Consider two non-trivial subgroups $H_1,H_2$ of $\mathbb Z$. $H_1=m\mathbb Z, H_2=n\mathbb Z$ . We know that the intersection $H_1 \bigcap H_2$ is a subgroup, and therefore can be written as $t\mathbb Z$ for some non-negative integer $t$. Prove that $t = lcm(m,n)$. This proves that the intersection of two non-trivial subgroups of $\mathbb Z$ is again non-trivial.

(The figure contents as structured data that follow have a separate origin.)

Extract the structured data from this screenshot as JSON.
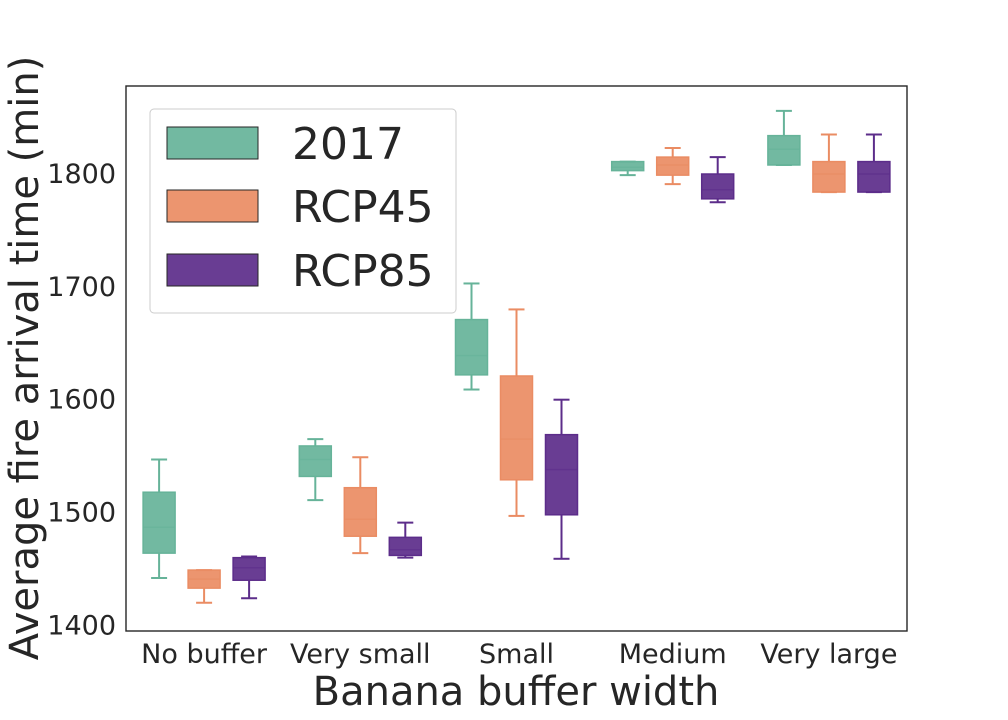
{
  "chart_data": {
    "type": "box",
    "xlabel": "Banana buffer width",
    "ylabel": "Average fire arrival time (min)",
    "categories": [
      "No buffer",
      "Very small",
      "Small",
      "Medium",
      "Very large"
    ],
    "ylim": [
      1395,
      1878
    ],
    "yticks": [
      "1400",
      "1500",
      "1600",
      "1700",
      "1800"
    ],
    "grid": false,
    "legend_position": "top-left",
    "series": [
      {
        "name": "2017",
        "color": "#66b399",
        "boxes": [
          {
            "whisker_low": 1442,
            "q1": 1464,
            "median": 1487,
            "q3": 1518,
            "whisker_high": 1547
          },
          {
            "whisker_low": 1511,
            "q1": 1532,
            "median": 1547,
            "q3": 1559,
            "whisker_high": 1565
          },
          {
            "whisker_low": 1609,
            "q1": 1622,
            "median": 1639,
            "q3": 1671,
            "whisker_high": 1703
          },
          {
            "whisker_low": 1799,
            "q1": 1803,
            "median": 1806,
            "q3": 1811,
            "whisker_high": 1811
          },
          {
            "whisker_low": 1808,
            "q1": 1808,
            "median": 1822,
            "q3": 1834,
            "whisker_high": 1856
          }
        ]
      },
      {
        "name": "RCP45",
        "color": "#ea8c63",
        "boxes": [
          {
            "whisker_low": 1420,
            "q1": 1433,
            "median": 1441,
            "q3": 1449,
            "whisker_high": 1449
          },
          {
            "whisker_low": 1464,
            "q1": 1479,
            "median": 1494,
            "q3": 1522,
            "whisker_high": 1549
          },
          {
            "whisker_low": 1497,
            "q1": 1529,
            "median": 1565,
            "q3": 1621,
            "whisker_high": 1680
          },
          {
            "whisker_low": 1791,
            "q1": 1799,
            "median": 1808,
            "q3": 1815,
            "whisker_high": 1823
          },
          {
            "whisker_low": 1784,
            "q1": 1784,
            "median": 1800,
            "q3": 1811,
            "whisker_high": 1835
          }
        ]
      },
      {
        "name": "RCP85",
        "color": "#5c2d8a",
        "boxes": [
          {
            "whisker_low": 1424,
            "q1": 1440,
            "median": 1451,
            "q3": 1460,
            "whisker_high": 1461
          },
          {
            "whisker_low": 1460,
            "q1": 1462,
            "median": 1467,
            "q3": 1478,
            "whisker_high": 1491
          },
          {
            "whisker_low": 1459,
            "q1": 1498,
            "median": 1538,
            "q3": 1569,
            "whisker_high": 1600
          },
          {
            "whisker_low": 1775,
            "q1": 1778,
            "median": 1786,
            "q3": 1800,
            "whisker_high": 1815
          },
          {
            "whisker_low": 1784,
            "q1": 1784,
            "median": 1800,
            "q3": 1811,
            "whisker_high": 1835
          }
        ]
      }
    ]
  }
}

This is what I tried so far:
I assumed that the Lagrange theorem applied for the number of subgroups as well. Since the intersection of the two subgroups must include both of the subgroups, the number of subgroups $m,n$ must divide $t$. In order to fulfill this condition, $t$ must be $lcm(m,n)$. I’m just in doubt because I don’t think this is how I’m supposed to solve this question.
Best Answer
You can simply show the equality of sets. Let $H_1=m\Bbb Z$ and $H_2=n\Bbb Z$. Then $H_1=\{km:k\in\Bbb Z\}$ and $H_2=\{kn:k\in\Bbb Z\}$. We claim that $H_1\cap H_2=\{k\ell:k\in\Bbb Z\}$, where $\ell=\operatorname{lcm}(m,n)$. Clearly $k\ell$ is a multiple of $m$ and $n$ for any $k\in\Bbb Z$, so $\{k\ell:k\in\Bbb Z\}\subseteq H_1\cap H_2$. Conversely, if $x\in H_1\cap H_2$, then $x$ is divisible by $m$ and $n$, which implies $x$ is divisible by $\ell=\operatorname{lcm}(m,n)$. This shows $H_1\cap H_2\subseteq \{k\ell:k\in\Bbb Z\}$.
If you are only trying to prove that the intersection is nontrivial, you can just note that $mn$ is a nonzero element of $H_1\cap H_2$.